Fandom: Troy/Iliad

Title: On Fire (In the Rain)

Author: AbbyCadabra

Pairing: Hector/Achilles (squee!)

Rating: R? A soft R...

Content: Angst, slash

Warning: Character death

Disclaimer: Characters are not mine. They belong to... Homer? Um? cough

- -

.

And now all of the great warriors are as Icarus was.

Fallen.

- -

He told you that this would be the moment you would remember in your dying breath.

He told you it would be greater than all of your dreams, all of your realities, all of your unthought, untouched desires. He told you, as war-heavy hands grasped your elbow and eyes blue as the never ending Aegean flashed with finally reached limits, that this—this, Hector, this—would be the memory behind your eyelids when they closed for the last time.

And then he kissed you, all fire and blistering passion and anger at kings with no honor and women with no faith.

He pulled you to him with strength that had overpowered countless men and cupped your cheeks with hands that had slew countless more. He tasted of blood on sandy beaches and summer winds, of battlefield slaughter and freedom from war. He unhinged your armor and laid you onto the sand and called you Prince, and you were flying, falling; living, dying.

He was a killer, a warrior—the finest—and he was yours, and you knew that he was right.

- -

The sand is clean. It smells of salt water rather than carnage, and Achilles takes it in, deep breaths: out, in, out. His armor is stiff with blood; it flakes like rust and drifts slowly to the ground. The sea breeze catches the sand and takes it away from the shore in swirls of rough and pebbled clouds.

Last night he dreamt of all the promises he's made. Today he says a prayer to the gods for forgiveness. And tomorrow—

Tomorrow, Achilles thinks, there will be rain.

- -

They line the River Styx. See them now? They are noble and tall and tragic.

- -

On the battlefield, Achilles was poetry in motion, a waterfall of words and a river of rhymes. On the battlefield, he couldn't be stopped. And it was on the battlefield where you hated him.
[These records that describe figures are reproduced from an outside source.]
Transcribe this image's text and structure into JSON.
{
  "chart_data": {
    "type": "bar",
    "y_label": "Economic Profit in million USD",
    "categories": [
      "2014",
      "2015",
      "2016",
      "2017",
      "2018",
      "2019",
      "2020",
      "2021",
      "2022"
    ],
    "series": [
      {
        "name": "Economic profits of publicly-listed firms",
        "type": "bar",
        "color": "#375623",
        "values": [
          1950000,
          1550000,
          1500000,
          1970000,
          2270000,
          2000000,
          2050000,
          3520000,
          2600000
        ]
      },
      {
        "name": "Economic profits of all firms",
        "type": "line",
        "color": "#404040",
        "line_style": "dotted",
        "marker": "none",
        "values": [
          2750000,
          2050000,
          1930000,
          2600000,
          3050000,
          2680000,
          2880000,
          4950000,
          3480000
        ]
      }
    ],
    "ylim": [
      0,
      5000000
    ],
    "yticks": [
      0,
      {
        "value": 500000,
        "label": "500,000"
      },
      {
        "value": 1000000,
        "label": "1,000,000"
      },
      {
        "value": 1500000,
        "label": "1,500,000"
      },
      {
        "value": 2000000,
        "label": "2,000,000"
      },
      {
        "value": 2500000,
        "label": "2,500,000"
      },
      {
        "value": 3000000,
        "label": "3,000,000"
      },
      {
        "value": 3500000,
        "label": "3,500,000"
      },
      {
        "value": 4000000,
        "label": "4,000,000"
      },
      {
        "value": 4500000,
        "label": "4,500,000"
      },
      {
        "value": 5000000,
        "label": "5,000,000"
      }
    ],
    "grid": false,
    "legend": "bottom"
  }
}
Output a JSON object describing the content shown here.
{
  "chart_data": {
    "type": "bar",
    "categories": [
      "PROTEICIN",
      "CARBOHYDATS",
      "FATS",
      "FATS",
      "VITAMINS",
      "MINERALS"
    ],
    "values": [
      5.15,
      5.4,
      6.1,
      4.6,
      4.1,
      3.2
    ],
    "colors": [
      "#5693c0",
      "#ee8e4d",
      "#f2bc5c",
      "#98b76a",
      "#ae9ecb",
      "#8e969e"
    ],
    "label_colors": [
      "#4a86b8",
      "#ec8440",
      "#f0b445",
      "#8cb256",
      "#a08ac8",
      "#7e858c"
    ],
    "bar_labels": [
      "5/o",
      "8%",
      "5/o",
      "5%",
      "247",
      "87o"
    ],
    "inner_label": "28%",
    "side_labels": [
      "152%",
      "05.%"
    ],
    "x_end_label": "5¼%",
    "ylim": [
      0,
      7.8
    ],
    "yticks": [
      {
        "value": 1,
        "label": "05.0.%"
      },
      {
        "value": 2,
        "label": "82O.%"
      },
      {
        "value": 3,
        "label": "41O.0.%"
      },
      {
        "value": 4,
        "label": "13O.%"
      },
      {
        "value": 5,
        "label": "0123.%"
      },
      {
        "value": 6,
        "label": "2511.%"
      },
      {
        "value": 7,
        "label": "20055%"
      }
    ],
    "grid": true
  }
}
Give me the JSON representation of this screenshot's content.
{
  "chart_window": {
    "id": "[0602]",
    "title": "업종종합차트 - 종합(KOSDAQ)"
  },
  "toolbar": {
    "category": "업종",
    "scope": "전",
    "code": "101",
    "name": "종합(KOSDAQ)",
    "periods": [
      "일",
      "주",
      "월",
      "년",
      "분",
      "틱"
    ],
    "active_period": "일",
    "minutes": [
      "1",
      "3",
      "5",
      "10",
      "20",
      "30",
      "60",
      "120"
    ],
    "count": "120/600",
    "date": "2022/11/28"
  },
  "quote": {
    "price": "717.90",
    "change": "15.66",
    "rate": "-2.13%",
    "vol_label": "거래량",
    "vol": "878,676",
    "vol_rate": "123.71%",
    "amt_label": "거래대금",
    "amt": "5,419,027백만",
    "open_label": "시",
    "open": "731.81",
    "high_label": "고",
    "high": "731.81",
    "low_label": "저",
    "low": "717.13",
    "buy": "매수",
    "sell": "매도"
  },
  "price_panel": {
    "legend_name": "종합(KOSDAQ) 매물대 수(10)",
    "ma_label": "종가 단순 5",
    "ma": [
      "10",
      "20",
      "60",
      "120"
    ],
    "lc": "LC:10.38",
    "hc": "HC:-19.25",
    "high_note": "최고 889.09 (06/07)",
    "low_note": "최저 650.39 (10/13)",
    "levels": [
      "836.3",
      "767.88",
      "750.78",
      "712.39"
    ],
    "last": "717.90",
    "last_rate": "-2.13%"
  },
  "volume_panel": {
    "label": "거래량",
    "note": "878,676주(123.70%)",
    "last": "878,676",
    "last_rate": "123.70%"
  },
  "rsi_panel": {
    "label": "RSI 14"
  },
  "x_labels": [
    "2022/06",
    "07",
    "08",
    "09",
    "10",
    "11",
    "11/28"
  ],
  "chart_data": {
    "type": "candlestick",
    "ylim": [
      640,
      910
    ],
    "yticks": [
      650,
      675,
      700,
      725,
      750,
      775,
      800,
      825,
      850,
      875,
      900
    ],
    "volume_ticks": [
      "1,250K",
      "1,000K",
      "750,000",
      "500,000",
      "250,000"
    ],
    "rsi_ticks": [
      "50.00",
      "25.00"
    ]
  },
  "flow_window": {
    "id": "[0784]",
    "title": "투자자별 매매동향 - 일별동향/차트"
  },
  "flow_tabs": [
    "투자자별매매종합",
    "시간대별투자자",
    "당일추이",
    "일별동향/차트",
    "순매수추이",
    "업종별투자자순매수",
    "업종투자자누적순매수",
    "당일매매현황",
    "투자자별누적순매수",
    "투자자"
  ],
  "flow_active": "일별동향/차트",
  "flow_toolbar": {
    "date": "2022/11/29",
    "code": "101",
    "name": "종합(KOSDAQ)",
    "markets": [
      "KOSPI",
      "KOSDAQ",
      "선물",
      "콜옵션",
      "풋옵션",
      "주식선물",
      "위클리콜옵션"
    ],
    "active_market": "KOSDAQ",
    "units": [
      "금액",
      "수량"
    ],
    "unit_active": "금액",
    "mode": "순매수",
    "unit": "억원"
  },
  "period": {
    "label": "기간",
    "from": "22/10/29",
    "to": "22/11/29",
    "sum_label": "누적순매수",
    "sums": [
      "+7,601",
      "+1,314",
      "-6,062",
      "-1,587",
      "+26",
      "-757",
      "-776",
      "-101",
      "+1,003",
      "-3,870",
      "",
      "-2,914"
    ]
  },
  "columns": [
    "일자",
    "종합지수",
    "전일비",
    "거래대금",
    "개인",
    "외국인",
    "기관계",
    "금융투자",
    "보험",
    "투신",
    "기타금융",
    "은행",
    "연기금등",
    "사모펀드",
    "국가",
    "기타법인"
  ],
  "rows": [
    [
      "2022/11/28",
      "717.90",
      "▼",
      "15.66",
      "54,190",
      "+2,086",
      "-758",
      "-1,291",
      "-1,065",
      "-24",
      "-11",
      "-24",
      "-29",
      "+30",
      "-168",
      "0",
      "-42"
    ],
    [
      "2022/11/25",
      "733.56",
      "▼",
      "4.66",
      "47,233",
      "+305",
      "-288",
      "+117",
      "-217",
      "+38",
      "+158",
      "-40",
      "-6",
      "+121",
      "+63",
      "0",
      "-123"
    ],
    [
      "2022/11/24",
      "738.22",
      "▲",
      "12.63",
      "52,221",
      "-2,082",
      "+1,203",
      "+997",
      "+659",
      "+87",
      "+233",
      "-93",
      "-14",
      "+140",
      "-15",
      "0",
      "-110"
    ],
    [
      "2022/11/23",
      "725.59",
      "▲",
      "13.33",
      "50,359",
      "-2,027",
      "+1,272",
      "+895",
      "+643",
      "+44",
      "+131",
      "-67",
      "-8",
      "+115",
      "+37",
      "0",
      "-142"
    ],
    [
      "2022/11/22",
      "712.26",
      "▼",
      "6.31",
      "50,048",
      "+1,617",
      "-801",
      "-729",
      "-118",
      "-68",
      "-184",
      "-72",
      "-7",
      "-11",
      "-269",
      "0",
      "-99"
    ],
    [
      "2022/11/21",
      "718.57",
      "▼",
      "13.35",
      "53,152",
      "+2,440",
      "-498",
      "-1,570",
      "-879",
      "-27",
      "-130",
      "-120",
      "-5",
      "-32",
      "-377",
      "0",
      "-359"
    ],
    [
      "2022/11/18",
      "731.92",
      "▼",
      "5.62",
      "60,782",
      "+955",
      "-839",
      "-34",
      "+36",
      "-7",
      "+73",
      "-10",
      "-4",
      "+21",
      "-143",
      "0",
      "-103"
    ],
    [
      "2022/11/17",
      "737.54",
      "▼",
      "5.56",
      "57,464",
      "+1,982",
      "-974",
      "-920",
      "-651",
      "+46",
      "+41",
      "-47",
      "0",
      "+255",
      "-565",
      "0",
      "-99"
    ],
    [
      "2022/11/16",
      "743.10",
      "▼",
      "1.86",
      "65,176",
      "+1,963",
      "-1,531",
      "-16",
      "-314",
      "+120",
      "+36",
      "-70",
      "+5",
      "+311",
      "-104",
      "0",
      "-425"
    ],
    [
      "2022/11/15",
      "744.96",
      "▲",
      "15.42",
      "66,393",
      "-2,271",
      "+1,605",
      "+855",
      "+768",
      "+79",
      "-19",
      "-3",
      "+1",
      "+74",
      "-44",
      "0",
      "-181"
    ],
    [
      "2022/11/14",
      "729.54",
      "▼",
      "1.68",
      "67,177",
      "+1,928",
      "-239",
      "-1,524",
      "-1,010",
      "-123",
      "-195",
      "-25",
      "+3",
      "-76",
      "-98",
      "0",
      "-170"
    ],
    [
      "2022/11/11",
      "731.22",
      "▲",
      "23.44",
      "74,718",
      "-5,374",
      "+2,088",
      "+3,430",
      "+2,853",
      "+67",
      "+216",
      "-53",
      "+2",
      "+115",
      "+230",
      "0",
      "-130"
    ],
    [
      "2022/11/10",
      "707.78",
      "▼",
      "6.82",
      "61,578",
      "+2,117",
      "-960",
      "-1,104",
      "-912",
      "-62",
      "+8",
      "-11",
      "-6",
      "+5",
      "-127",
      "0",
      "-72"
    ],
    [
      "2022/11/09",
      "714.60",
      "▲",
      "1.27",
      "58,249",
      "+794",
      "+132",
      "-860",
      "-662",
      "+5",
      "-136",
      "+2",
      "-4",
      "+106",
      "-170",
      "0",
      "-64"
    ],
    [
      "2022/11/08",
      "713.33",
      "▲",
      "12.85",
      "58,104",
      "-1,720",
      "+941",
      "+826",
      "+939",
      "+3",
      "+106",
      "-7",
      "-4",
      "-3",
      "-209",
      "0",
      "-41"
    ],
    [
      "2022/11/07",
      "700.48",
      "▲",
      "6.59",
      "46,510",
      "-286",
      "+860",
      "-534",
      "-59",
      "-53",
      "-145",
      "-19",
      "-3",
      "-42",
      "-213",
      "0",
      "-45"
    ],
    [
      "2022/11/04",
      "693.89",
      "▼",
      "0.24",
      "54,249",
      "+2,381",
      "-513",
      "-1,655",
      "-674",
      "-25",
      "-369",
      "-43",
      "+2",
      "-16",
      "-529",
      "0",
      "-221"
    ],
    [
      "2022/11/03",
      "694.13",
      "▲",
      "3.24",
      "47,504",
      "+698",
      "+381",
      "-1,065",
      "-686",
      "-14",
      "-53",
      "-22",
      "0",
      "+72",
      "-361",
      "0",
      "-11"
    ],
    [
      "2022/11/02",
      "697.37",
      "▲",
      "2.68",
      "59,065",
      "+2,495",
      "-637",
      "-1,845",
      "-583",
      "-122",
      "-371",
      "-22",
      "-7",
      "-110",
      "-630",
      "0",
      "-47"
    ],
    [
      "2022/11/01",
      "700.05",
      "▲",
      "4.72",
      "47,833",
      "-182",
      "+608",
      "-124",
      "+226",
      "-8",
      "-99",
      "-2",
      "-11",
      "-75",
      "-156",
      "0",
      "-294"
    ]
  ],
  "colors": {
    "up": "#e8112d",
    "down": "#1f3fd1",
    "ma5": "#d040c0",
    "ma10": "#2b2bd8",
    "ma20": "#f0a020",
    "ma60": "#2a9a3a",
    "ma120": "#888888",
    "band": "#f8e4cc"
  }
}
He was the enemy, after all. Those were your men under his blade, men with wives and children and futures. All of that poetry was fueled into your defeat, those waterfalls and rivers poured into your death, your state's ruin, and how could you not hate that?

Achilles didn't understand your hate because he didn't understand things such as honor and country, only the metallic scrape of swords on enemy armor and the heat of skin flush against his and cold, hard fear. He lived his life one battle at a time, one man at a time. Achilles was all passion and rage and poetry, as smooth as molten silver.

You killed many of my men today, you would say, and he would hear, When will you kill me?

And then he would whisper, Not you, as hebrought your hands to his lips, Never you, and he would kiss your wrists and you would believe him.

- -

Outside Achilles' tent, there is a trail of bloody sand that stretches all the way to the walls of Troy, where the sand lies disturbed, arranged in a scene of betrayal and death, soaked to the soil in blood. Outside lies Hector's body, wrists and ankles bound together, rope to bone.

Achilles can hear the vultures gathering.

- -

Some fell for honor, some for nobility, many for their country. Few for love.

- -

This night, Achilles said, is ours.

He held you like Helen never existed. He traced battle calloused fingertips over your skin like there was no King of Kings. He wrapped his hands around your thighs like there was no fleet of fifty thousand sailing for battle. He kissed your jaw line and gripped your hips and sighed bittersweet solace into the air like there was no Greece and there was no Troy.

He breathed your name like it would never end.

And he loved you like there was no war.

- -

The day the Prince of Troy is burned in the funeral pyre, it rains. Apollo weeps, but Achilles cannot bring himself to.

The rising smoke is battered down by the rain, and the ashes fall from Hector's body in clumps. The flames glow in the gray sky, and the rain wets the sand and turns it black. Troy mourns their prince for twelve days.

And Achilles watches the flames, and Hector becomes the rain.

But isn't that how it always was?

- -

Those two, see them? One so like the falling rain, one like fire. See how they stand so close?

Those are two who died with love on their blade.